Nella preghiera dei fedeli arriva il commosso saluto da parte delle catechiste: «La grazia del Signore ha sovrabbondato. Paolo riconosce l’azione del Signore nella sua storia fa memoria di quanto il Signore ha fatto per lui e in lui e ti rende lode. Sì, dire grazie a te caro don Pasquale equivale a dire grazie a Dio. In questo tempo vissuto insieme egli ha scritto una bella e lunga pagina di storia. Si è preso cura di noi catechiste e della comunità attraverso una persona, un volto, una voce, un cuore… il tuo. Grazie per il servizio svolto, per le relazioni create, per l’ascolto attento, per la condivisione di gioie e dolori, per gli spunti offerti su come vivere il Vangelo e su come incontrare Gesù, grazie per le tue follie, grazie per la tua fedeltà. Ci mancherai? Si potrebbe facilmente dare voce all’emozione e gridare. “Sì, ci mancherai”. Ma ecco che i versi di un poeta contemporaneo appena conosciuto vengono a rielaborare l’emozione: no, grazie a Dio tu non potrai mai più mancarci. Non ci mancherai perché ti vogliamo bene e proprio non si riesce a sentire la mancanza di chi ormai ci vive dentro. Per tutto questo, per tanta grazia, con gratitudine sovrabbondante ti ringraziamo Dio e restituiamo don Pasquale alla tua volontà di amore».

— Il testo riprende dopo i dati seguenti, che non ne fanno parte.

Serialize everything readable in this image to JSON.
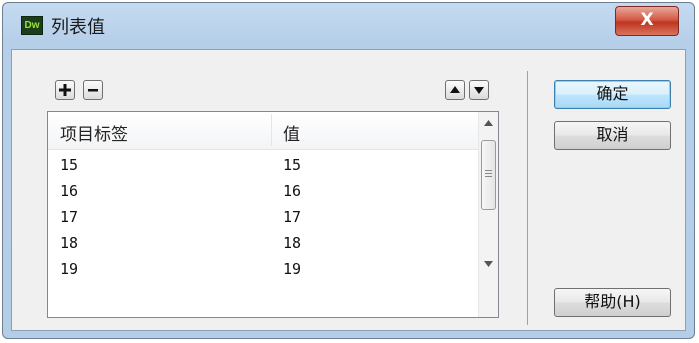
{
  "window": {
    "title": "列表值",
    "app_icon_text": "Dw",
    "close_label": "X"
  },
  "toolbar": {
    "add_icon": "plus-icon",
    "remove_icon": "minus-icon",
    "move_up_icon": "triangle-up-icon",
    "move_down_icon": "triangle-down-icon"
  },
  "list": {
    "columns": [
      "项目标签",
      "值"
    ],
    "rows": [
      {
        "label": "15",
        "value": "15"
      },
      {
        "label": "16",
        "value": "16"
      },
      {
        "label": "17",
        "value": "17"
      },
      {
        "label": "18",
        "value": "18"
      },
      {
        "label": "19",
        "value": "19"
      }
    ]
  },
  "buttons": {
    "ok": "确定",
    "cancel": "取消",
    "help": "帮助(H)"
  },
  "colors": {
    "close_button": "#c8402b",
    "default_button_border": "#3c7fb1",
    "title_gradient_top": "#c4daf1"
  }
}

Una preghiera ed un ringraziamento anche dalle Volontarie Vincenziane: «In questo giorno in cui con grande rammarico salutiamo don Pasquale quale nostro pastore ti ringraziamo o Signore per avergli donato tutti i carismi necessari per svolgere un instancabile e fecondissimo ministero sacerdotale a vantaggio dell’intera comunità parrocchiale che nutre per lui riconoscenza, stima ed affetto grandi. Noi Volontarie Vincenziane gli siamo particolarmente grate per l’immensa fiducia accordata al nostro operato a favore dei poveri, principalmente a quello connesso all’attivazione ed attuazione del Banco Alimentare. Ora Signore invochiamo per lui La Sapienza del cuore e l’ardire dello Spirito Santo per seguire con entusiasmo la nuova comunità ed anche la gioia di vedere il proprio servizio produrre gli stessi frutti di bene raccolti nella nostra parrocchia».

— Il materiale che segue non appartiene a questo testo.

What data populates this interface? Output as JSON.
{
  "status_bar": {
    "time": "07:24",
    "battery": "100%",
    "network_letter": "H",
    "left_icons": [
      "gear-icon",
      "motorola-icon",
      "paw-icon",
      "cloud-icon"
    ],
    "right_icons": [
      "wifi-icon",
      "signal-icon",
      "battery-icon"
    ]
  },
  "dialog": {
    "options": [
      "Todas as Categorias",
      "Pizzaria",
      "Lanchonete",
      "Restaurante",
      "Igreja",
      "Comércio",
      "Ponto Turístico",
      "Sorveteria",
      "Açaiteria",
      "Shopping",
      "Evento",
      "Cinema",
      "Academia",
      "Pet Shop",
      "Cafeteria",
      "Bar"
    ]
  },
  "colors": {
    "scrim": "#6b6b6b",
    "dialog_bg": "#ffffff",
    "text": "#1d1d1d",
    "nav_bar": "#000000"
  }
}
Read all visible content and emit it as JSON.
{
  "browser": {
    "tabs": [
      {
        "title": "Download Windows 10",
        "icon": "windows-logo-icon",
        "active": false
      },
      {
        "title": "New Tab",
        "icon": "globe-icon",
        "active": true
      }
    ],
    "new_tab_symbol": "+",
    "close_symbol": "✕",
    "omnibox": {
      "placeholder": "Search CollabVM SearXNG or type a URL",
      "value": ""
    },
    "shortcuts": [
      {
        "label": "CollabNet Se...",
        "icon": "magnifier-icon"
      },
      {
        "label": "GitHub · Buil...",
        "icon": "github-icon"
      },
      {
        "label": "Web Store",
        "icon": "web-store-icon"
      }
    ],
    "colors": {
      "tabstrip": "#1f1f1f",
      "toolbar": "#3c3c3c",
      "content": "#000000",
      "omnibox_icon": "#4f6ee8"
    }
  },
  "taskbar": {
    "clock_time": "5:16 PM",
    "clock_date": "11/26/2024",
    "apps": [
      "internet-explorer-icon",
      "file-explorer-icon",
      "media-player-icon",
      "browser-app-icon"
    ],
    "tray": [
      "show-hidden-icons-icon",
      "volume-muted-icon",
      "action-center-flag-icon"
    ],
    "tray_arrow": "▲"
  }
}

E le parole piene di affetto da parte dell’Azione Cattolica: «Piangerò? Disse la volpe quando venne il momento di salutarsi. “Sei sei stata tu a volermi addomesticare”, rispose il Piccolo Principe. “Allora che cosa ci guadagni?”. “Ci guadagno – disse la volpe – il colore del grano”, Caro Pasquale chiedo aiuto al Piccolo Principe per salutarti oggi, in questa domenica così particolare, a nome dell’Azione Cattolica nella preghiera. Ti dico grazie per le lacrime che ci ha visto piangere e che ci hai aiutato ad asciugare col tuo sguardo paterno e le tue carezze per adagiarci sul cuore del Padre per trovare conforto. Ti ringrazio per i chicchi di grano che hai seminato nel nostro cuore attraverso la tua opera di evangelizzazione incessante ed infaticabile, le tue trovate, le tue carnevalate grazie alle quali hai aperto nel nostro cuore la strada perché Dio potesse entrare. E oggi che è arrivato il momento di dirsi addio, di salutarsi, ti facciamo due promesse. La prima è che continuerai a essere custodito nella preghiera dalla tua parrocchia perché la nostra in Dio è una storia infinita come il nome del primo campo scuola che celebrammo insieme più di trent’anni fa. E la seconda è che noi non ci disuniamo come ci ha spiegato in una mattina del mese di maggio, continueremo a prenderci cura di Dio, a prenderci cura dei cuori che ci verranno affidati giù al centro, a operare perché la nostra basilica ed il nostro centro parrocchiale siano sempre più belli. E quando ci verrà un velo di tristezza – perché è naturale che sopraggiunga – ci affacceremo sul mare al tramonto (perché noi siamo collezionisti di tramonti) e, come l’aviatore guardava le stelle sorridendo, manderemo un bacio verso l’isola di Capri perché a partire da domani su quell’isola c’è un pezzo del nostro cuore».